Cardiovascular disease (CVD) is currently the biggest single cause of mortality in the developed world hence its early detection and prevention is an important health issue. Aortic stiffness as measured by aortic pulse wave velocity (PWV) has been shown to be an independent predictor of CVD, however, the measurement of PWV is time consuming. Recent studies have shown that pulse contour characteristics depend on arterial properties such as arterial stiffness. This paper presents a method for estimating PWV from the digital volume pulse (DVP), a waveform that can be rapidly and simply acquired by measuring transmission of infra-red light through the finger pulp. PWV and DVP were measured on 461 subjects attending a cardiovascular prevention clinic at St Thomas' Hospital, London.

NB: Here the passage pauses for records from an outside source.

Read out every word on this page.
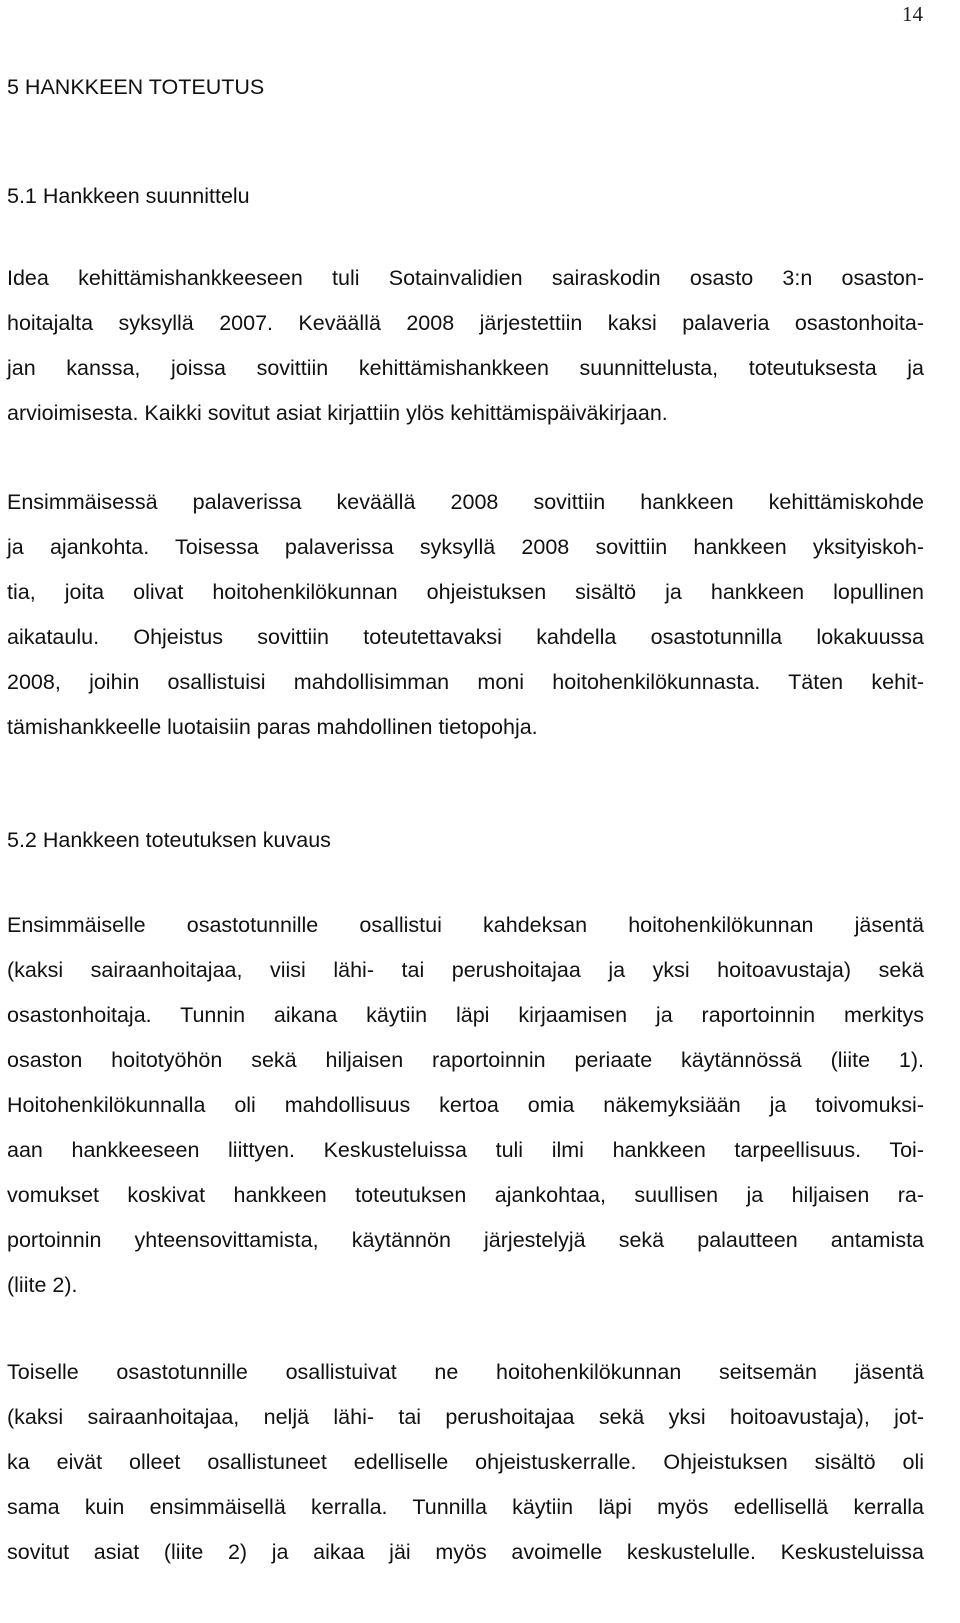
14
5 HANKKEEN TOTEUTUS
5.1 Hankkeen suunnittelu
Idea kehittämishankkeeseen tuli Sotainvalidien sairaskodin osasto 3:n osaston-
hoitajalta syksyllä 2007. Keväällä 2008 järjestettiin kaksi palaveria osastonhoita-
jan kanssa, joissa sovittiin kehittämishankkeen suunnittelusta, toteutuksesta ja
arvioimisesta. Kaikki sovitut asiat kirjattiin ylös kehittämispäiväkirjaan.
Ensimmäisessä palaverissa keväällä 2008 sovittiin hankkeen kehittämiskohde
ja ajankohta. Toisessa palaverissa syksyllä 2008 sovittiin hankkeen yksityiskoh-
tia, joita olivat hoitohenkilökunnan ohjeistuksen sisältö ja hankkeen lopullinen
aikataulu. Ohjeistus sovittiin toteutettavaksi kahdella osastotunnilla lokakuussa
2008, joihin osallistuisi mahdollisimman moni hoitohenkilökunnasta. Täten kehit-
tämishankkeelle luotaisiin paras mahdollinen tietopohja.
5.2 Hankkeen toteutuksen kuvaus
Ensimmäiselle osastotunnille osallistui kahdeksan hoitohenkilökunnan jäsentä
(kaksi sairaanhoitajaa, viisi lähi- tai perushoitajaa ja yksi hoitoavustaja) sekä
osastonhoitaja. Tunnin aikana käytiin läpi kirjaamisen ja raportoinnin merkitys
osaston hoitotyöhön sekä hiljaisen raportoinnin periaate käytännössä (liite 1).
Hoitohenkilökunnalla oli mahdollisuus kertoa omia näkemyksiään ja toivomuksi-
aan hankkeeseen liittyen. Keskusteluissa tuli ilmi hankkeen tarpeellisuus. Toi-
vomukset koskivat hankkeen toteutuksen ajankohtaa, suullisen ja hiljaisen ra-
portoinnin yhteensovittamista, käytännön järjestelyjä sekä palautteen antamista
(liite 2).
Toiselle osastotunnille osallistuivat ne hoitohenkilökunnan seitsemän jäsentä
(kaksi sairaanhoitajaa, neljä lähi- tai perushoitajaa sekä yksi hoitoavustaja), jot-
ka eivät olleet osallistuneet edelliselle ohjeistuskerralle. Ohjeistuksen sisältö oli
sama kuin ensimmäisellä kerralla. Tunnilla käytiin läpi myös edellisellä kerralla
sovitut asiat (liite 2) ja aikaa jäi myös avoimelle keskustelulle. Keskusteluissa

The DVP contour was characterised by features such as the stiffness index, the time to the first peak and the time between the first and second peaks. Low stiffness, is defined as PWV<9 ms-1 and high stiffness as PWV>11 ms-1. When using traditional artificial neural network (ANN) approaches, the sensitivity and specificity to classify a specific set of DVP features into high and low PWV was 79% and 74% respectively. Using a non-linear Kernel based support vector machine (SVM) classifier with the same set of features, it is possible to achieve results of up to 87% sensitivity and 76% specificity on unseen data. Further, the use of support vector regression (SVR) techniques leads to a direct real-valued estimate of PWV with a standard deviation of only 2.0 ms-1 (compared with 2.5 ms-1 with ANN and 2.6 ms-1 with multi-linear regression). We therefore conclude that support vector machine based classification and regression techniques improve the prediction of arterial stiffness from the simple measurement of the digital volume pulse.